跨坐照夜白的甘寧忍不住啐了一口唾沫,「娘的,一群沒卵子的貨色。」
他抬起頭,向城樓看去。卻發現曹朋已經不見了蹤影。站在城樓上的,是方才護衛曹朋的兩人之一。
他,叫做王旭。
曹朋在決定出兵馳援之後,第二天一早,便率領八百海陵精兵,離開了海陵縣。為什麼是八百人呢?這裡面還包括了二百臨時徵召的輜重兵,以及夏侯蘭之前徵召的一百名巡兵。
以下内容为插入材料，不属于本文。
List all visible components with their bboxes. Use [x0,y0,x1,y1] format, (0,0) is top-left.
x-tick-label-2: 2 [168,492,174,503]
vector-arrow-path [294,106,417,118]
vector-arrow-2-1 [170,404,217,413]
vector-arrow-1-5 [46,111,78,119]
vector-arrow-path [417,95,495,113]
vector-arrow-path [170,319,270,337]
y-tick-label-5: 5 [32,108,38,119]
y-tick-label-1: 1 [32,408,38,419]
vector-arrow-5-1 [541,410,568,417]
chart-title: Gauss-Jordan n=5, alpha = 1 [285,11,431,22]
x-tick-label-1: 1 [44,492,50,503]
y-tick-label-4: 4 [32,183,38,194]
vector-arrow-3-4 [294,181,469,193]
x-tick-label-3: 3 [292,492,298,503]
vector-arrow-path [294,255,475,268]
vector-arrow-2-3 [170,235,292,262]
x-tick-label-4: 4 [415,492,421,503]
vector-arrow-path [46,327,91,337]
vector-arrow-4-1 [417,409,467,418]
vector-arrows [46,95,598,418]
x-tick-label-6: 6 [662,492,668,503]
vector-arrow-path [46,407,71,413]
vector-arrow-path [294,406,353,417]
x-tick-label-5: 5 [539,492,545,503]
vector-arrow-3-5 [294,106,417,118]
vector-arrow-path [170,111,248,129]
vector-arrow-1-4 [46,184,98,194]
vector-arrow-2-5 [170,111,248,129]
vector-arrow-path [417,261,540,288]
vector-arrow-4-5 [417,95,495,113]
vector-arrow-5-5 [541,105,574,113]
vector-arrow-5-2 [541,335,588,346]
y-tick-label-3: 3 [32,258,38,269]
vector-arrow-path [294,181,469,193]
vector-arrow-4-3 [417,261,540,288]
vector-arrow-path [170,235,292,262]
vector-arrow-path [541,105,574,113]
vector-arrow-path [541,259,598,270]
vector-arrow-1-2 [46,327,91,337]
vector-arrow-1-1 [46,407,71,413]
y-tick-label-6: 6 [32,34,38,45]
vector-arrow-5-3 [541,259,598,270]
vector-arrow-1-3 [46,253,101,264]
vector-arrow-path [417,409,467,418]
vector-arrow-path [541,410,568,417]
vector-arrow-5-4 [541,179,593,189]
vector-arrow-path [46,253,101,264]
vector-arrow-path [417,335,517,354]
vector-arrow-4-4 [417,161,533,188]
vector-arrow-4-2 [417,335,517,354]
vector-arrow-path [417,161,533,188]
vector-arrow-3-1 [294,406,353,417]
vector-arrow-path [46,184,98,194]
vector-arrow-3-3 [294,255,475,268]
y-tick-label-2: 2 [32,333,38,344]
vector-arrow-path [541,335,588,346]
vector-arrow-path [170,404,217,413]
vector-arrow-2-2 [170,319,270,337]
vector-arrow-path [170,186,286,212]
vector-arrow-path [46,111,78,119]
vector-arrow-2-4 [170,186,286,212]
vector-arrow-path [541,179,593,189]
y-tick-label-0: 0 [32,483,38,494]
甘寧為前鋒,曹朋率三百人為中軍,王旭翟冏領二百人,押運輜重。
就在快抵達淮水的時候,曹朋收到了鄧稷的第二封來信。第一封信,是在射陽時收到,內容很簡單,鄧稷請求曹朋立刻出兵援助;而第二封信的內容,卻使得曹朋吃驚不小……
鄧稷在信中說:海西無需馳援,宋憲不過烏合之眾。
然則宋憲已取,呂布難敵。擊敗了宋憲,定會令呂布出兵征伐。海西真正的危險,不是宋憲這六千兵馬,而是呂布的第二次出兵。所以,鄧稷認為,若要保住海西一年以來的成果,絕不可使戰火在海西治下燃起,應該拒敵在海西以外……請曹朋率兵,連夜偷襲曲陽。
「這是何人所謀?」
「呃,小人臨出發時,鄧縣令命鄧芝先生為別部司馬。」
胡班小心翼翼回答道:「而且,鄧縣令還把全縣兵馬,盡數託付於鄧芝先生,有他謀劃拒敵。」
鄧芝?
曹朋恍然大悟。
他太了解自己的姐夫了,鄧稷並沒有這個魄力。
鄧稷本就不是一個長於軍事的人,包括曹朋在內,也非帥才。能想出拒敵于海西之外這等策略的人,一定是個膽大而有謀略之人。
鄧芝,果然來了!
不是每一個穿越者,都能成為軍事奇才。
曹朋自己清楚,讓他想出些鬼點子,弄出些旁門左道還行。
真要是涉及到行軍打仗,運籌帷幄,可不是看兩本兵書就能夠做到。兵書戰策,只是教授戰爭的基礎。曹朋看過司馬法,讀過孫子兵法,甚至在前世,還翻過幾章馮克勞維茨的《戰爭論》。但又能如何?他還是沒能成為軍事奇才,到頭來也只不過是一個小縣城裡的刑警。
也許,有人會說,經過系統學習之後,肯定能有所成就。
可問題是,曹朋前世也非軍校畢業。就算是從軍校里出來,也不見得個個都能成為將軍……
所以在重生之後,曹朋會盡量避免碰觸軍事上的事情。
練兵治兵,有王旭郝昭;衝鋒陷陣,有甘寧潘璋夏侯蘭;出謀劃策,有闞澤便足夠了!
他所要做的事情,就是用好這些人。
鄧芝的到來,對鄧稷,對海西而言,無疑有著巨大的補益。
這倒也不是說,曹朋和鄧稷就一無是處。至少在治理地方,嚴明法紀方面,鄧芝比不得鄧稷;而在偵破案件,查詢真相,靈活多變方面,曹朋更強過鄧芝許多。尺有所長,寸有所短,這種事情,還真不好說誰比誰更強。只能說,有些東西是天生的,非人人都可以做到。
歷朝歷代,讀過兵書戰策的人,不計其數。
但名將也就是那麼幾人而已……
有些事情,真的要講天賦。就這一點來說,曹朋即便是不服氣也不行。
「鄧伯苗要我攻取曲陽?」
「正是。」
曹朋馬上領會了鄧芝的意圖。
「胡班,你立刻趕赴海陵,讓步子山前往廣陵縣,向陳太守求援。就說呂布欲圖謀不軌,曹公早晚征伐。請他儘快出兵,只需屯兵淮陰足矣。我會連夜渡過淮水,配合鄧伯苗行動。」
胡班二話不說,立刻答應下來。
你陳登不是想坐山觀虎鬥嗎?
這世上沒那麼容易的事情……我攻取曲陽,逼著你屯兵淮水。就算你不想出病,也不可能。